Back up and take another picture so someone can get an idea where these bricks are.


----------



## ark1ebs (Feb 10, 2013)

Oh, hey! Thanks for jumping in so quickly!

It actually just got dark here in Arkansas so I can't get a good shot...but those bricks run alongside my garage door. I'll snap a few more tomorrow and post.


----------



## joed (Mar 13, 2005)

Since I don't see any cracks in the mortar I can only guess that was in the brick before they installed it. Not knowing enough about brick I can't say whether or not that would be a problem.


----------



## jomama45 (Nov 13, 2008)

Merely an asthetic issue, no need to take more pictures really, at least for this issue. We typically try to be a little more selective with the "heads" of the brick when we lay them out like that, but it's not going to be a longevity issue at all. That being said the small sample of brickwork work you show leaves a lot to be desired when it comes to craftsmanship...............


----------



## Canarywood1 (May 5, 2012)

Reason for the cracks in the bricks,is they were probably too wet when they were fired,causing shrinkage cracks but as previous poster said purely asthetic,and not a worry.


----------



## Tscarborough (Mar 31, 2006)

Shrinkage cracks from firing, no worries..


----------



## segal (Mar 2, 2012)

These appear to standard redbricks, but they could also have a finish applied to them that tends to show what appear to be cracks in the brick when they are merely "crazing" in the finish of the brick. I have sanded finished bricks on my house and there are actually times when people think that some have cracks in them when it's really just the texturing of the brick finish. I'm not a mason, but I would say that the tooling of the mortar looks good, but I suspect that masons with an eye for this might tell you that it's a little sloppy since mortar wasn't entirely cleaned off the brickwork when they were done. But I think a little bit of smeared mortar gives the wall character, IMO.


----------



## cleveman (Dec 17, 2011)

Do everything you can to get out of that house. I can't imagine having to put a beam to support a floor in a new home, let alone repair the foundation.

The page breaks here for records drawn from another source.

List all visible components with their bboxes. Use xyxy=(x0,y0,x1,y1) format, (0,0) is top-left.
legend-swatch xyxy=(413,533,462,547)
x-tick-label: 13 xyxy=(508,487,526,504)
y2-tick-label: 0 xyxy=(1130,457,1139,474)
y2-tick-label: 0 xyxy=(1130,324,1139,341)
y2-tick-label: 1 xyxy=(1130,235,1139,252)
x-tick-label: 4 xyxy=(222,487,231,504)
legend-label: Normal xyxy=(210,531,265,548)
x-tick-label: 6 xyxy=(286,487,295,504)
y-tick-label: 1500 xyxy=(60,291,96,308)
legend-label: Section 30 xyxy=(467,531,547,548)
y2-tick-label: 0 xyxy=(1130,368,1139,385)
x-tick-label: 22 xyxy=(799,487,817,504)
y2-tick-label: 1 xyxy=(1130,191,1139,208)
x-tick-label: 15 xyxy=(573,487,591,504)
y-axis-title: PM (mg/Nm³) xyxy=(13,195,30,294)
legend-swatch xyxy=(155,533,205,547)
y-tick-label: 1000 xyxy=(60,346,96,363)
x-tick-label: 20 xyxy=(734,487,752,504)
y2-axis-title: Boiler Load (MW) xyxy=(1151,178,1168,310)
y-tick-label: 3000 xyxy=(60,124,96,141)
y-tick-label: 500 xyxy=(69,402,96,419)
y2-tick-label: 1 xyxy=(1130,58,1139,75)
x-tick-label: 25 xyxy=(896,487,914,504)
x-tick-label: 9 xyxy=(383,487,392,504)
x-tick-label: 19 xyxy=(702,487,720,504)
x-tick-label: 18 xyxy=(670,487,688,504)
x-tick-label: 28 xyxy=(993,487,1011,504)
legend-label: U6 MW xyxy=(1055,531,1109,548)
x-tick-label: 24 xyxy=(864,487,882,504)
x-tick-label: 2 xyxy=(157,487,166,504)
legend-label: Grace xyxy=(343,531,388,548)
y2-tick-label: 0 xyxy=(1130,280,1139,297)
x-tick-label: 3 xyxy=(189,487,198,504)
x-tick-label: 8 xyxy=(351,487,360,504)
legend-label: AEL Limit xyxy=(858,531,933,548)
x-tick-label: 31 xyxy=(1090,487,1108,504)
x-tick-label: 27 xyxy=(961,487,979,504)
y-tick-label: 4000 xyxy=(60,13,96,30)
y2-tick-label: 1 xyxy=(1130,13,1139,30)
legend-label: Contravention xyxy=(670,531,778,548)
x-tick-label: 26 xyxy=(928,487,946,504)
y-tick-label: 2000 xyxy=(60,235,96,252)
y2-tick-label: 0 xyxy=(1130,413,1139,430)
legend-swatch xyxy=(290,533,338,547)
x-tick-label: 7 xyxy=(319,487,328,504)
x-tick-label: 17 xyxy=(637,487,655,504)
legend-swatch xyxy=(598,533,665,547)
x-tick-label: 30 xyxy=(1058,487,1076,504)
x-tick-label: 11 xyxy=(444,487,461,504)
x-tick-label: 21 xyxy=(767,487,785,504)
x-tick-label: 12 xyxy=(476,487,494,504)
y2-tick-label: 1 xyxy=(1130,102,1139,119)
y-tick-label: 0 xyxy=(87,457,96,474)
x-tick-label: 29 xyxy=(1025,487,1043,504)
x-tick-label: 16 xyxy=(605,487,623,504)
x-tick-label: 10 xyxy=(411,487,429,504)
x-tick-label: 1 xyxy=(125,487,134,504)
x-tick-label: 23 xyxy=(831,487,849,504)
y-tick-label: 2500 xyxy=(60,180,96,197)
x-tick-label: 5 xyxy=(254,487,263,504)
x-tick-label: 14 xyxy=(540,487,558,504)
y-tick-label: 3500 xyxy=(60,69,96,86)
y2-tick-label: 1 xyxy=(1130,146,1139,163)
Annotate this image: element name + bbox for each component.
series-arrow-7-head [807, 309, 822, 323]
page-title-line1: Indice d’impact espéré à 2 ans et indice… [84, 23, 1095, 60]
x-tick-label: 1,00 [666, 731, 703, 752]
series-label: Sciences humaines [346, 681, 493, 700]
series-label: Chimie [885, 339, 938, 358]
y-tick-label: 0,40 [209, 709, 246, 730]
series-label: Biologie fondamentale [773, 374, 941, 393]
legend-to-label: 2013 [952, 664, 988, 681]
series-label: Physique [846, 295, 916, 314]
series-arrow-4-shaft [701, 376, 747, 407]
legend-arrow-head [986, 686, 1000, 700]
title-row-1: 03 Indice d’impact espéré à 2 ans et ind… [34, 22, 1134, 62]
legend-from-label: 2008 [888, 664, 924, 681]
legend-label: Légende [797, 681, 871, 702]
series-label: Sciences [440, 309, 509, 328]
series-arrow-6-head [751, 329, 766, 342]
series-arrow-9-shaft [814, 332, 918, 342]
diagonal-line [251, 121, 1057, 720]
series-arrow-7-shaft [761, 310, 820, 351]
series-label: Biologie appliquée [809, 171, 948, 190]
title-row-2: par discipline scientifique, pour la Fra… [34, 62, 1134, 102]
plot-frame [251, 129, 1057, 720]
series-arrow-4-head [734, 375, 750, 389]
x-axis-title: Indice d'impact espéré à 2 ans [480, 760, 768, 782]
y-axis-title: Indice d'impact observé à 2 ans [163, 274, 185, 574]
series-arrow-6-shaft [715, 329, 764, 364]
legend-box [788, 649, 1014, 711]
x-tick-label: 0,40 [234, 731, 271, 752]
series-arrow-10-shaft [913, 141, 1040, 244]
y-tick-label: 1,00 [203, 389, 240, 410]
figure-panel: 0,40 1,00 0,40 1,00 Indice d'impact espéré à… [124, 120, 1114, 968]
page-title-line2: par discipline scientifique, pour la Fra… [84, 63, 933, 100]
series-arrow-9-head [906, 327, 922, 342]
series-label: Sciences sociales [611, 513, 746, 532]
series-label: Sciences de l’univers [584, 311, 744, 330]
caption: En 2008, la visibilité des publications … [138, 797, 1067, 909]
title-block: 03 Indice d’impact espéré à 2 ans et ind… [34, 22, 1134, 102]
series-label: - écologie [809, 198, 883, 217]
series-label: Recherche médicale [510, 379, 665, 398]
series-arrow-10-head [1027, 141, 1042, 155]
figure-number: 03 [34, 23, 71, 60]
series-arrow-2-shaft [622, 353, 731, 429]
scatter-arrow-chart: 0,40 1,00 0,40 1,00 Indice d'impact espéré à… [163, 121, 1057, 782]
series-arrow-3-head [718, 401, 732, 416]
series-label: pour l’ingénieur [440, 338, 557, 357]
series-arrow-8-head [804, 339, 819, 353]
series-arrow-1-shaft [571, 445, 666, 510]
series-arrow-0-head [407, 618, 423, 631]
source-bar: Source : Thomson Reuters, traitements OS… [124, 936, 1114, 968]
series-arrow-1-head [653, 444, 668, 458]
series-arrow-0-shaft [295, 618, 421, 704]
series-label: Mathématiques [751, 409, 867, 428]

Don't worry about trying to get them to repair stuff. Worry about getting your money back and finding another place to live.

You don't fix a lemon, the builder shoves it up his arsch.


----------



## Msradell (Sep 1, 2011)

cleveman said:


> Do everything you can to get out of that house. I can't imagine having to put a beam to support a floor in a new home, let alone repair the foundation.
> 
> Don't worry about trying to get them to repair stuff. Worry about getting your money back and finding another place to live.
> 
> You don't fix a lemon, the builder shoves it up his arsch.


Great advice! Finding problems like these so quickly make you really wonder what else is hidden and won't be found under warranty! Have to install an additional beam to support a floor is complete negligence on the part of the builder. Is the house had been designed correctly. This certainly would not have been an issue. Foundation problems do occur, but based on your description of the property I'm not even sure if a house should have even been built here.

At the very least, hire a competent structural engineer to survey the complete house right now, before anything else happens. Then have a lawyer discussed the findings with the builder.


----------



## ark1ebs (Feb 10, 2013)

Good advice, guys. We bought the house from a 3rd party, not the builder, and had it inspected prior to the purchase. We thought we were doing our due diligence, but most of the problems (like the missing flush beam) were hidden and only came to light after we moved in.

I do feel like we bought a lemon. I would love to give the house back, but not sure how to go about it. I know I can hire a lawyer, but being in the state of Arkansas I'm not sure if I would have any luck getting the builder/seller to buy it back.

Any thoughts, fellas?


----------